Sekalipun banyak yang mengatakan saya adalah orang yang cukup tertutup, saya sendiri tidak merasa demikian. Saya merasa cukup membuka diri saya. Secukupnya. Dan cara ternyaman bagi saya untuk melakukannya adalah dengan menulis. Puisi kebetulan adalah bentuk yang saya pilih untuk mewadahi hampir sebagian besar percikan diri saya yang ingin menyeruak menyapa apa-apa yang ada di luarnya. Menulis, dalam hal ini, adalah jalan paling aman bagi saya untuk membuka sebagian diri. Dan tentunya paling menyenangkan.
Setiap kali saya merasakan gejolak emosi di dalam diri, tangan saya serta merta mencari pensil dan kertas, atau papan ketik dan layar. Entah itu emosi kanan atau pun kiri; senang, jatuh cinta, sedih, marah, patah hati, kecewa, bangga, malu, kesal, dan mungkin jenis-jenis emosi tak bernama lainnya. Menulis adalah sebuah bentuk keseimbangan yang mungkin sudah sedari awal menempatkan dirinya dalam konstruksi sikap seorang saya.
Saya sangat menyukai kondisi di mana segala sesuatunya ada dalam kendali saya. Rencana dan eksekusi dan hasil. Sayangnya, segala sesuatu tidak suka berada di dalam kendali saya. Menulis, juga, bagi saya adalah sebuah pelajaran tentang memilih bagaimana saya bersikap terhadap diri saya sendiri. Apakah saya akan bersikap keras atau lunak, atau di antaranya, atau terlalu daripadanya. Bisa saja saya memilih untuk memaafkan diri sendiri. Bisa jadi pula saya memilih untuk menyimpan dendam dan bom waktu terhadap diri sendiri.

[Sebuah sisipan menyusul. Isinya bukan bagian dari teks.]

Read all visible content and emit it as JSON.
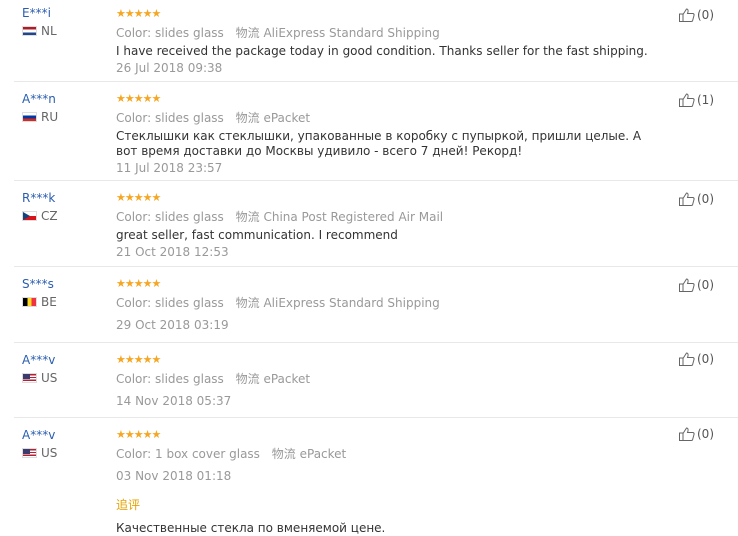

Menulis adalah menjinakkan ketakutan akan gejolak manusiawi yang sedianya teman perjalanan mencari jati bagi diri. Sebaiknya ia menjadi bagian dari hari, sependek apa pun.
Karenanya, adalah hal yang cukup menyakitkan ketika perlahan ia tak sengaja terlepas, dan kadang terlupakan. Ada bagian dari sebuah perjalanan tanpa henti yang menghilang. Perjalanan tak lagi pernah genap. Bukan sempurna, namun genap. Ia menjadi terlalu ganjil untuk dianggap lumrah.
Sebelum semua terlanjur lewat. Sebelum hujan terbawa angin, dan debu-debu berganti tanpa berjejak, ada sedikit usaha untuk mengenggamnya kembali. Sedikit-sedikit. Perlahan-lahan. Hingga nanti, semoga, ia menjadi penuh dalam pelukan seperti sedia kala.
Saya menulis, karena itu saya dapat menuang sedikit setiap jati dari diri, dan membiarkannya berkelana bersama waktu.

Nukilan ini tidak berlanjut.